What has happened in the last few days that makes this forecast likely? The COVID-19 virus has started another wave of infections in America–the fourth by most measures. It has been triggered, primarily, by the new Omicron variant, which currently accounts for three-quarters of the new cases in the U.S. Its spread outside this country has been extraordinary, overwhelming the U.K. accounting for a remarkable surge in London.
There are several ways to measure how dangerous or deadly a geographic area is. Among these are new cases, deaths, hospitalizations, and vaccinations. And, these can be measured by averages over seven days, or a 14-day period. For vaccinations, the yardstick is the percentage of the population that has received a shot, or two, or three.

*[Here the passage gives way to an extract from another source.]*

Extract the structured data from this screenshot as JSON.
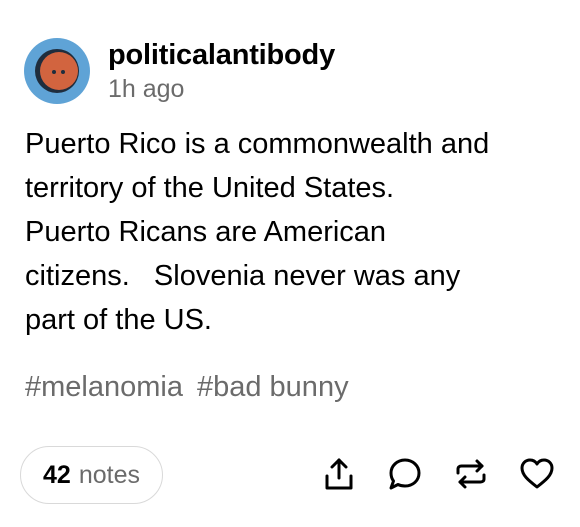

24/7 Wall St. chose the measure of daily deaths averaged over the most recent seven days to pick the deadliest state. The U.S. figure is currently 0.41 per 100,000, up by 62% over the past 14 days, which translates into 1,345 per day. The figure in Alaska is the highest at 1.70. That is an average of 12 deaths a day. Alaska is followed by New Mexico at 1.34 or 28 deaths a day. Next, Michigan has a figure of 1.27 or 126 deaths per day.
Leaders in Alaska have worked to blunt the spread of the virus. According to The Shelton Herald:
Communities across Alaska will have thousands of free at-home COVID-19 test kits to distribute during the holidays, officials say.
Sarah Hargrave, Southeast regional public health nurse manager for the state of Alaska, told KTUU that close to 100,000 kits have been sent across Alaska.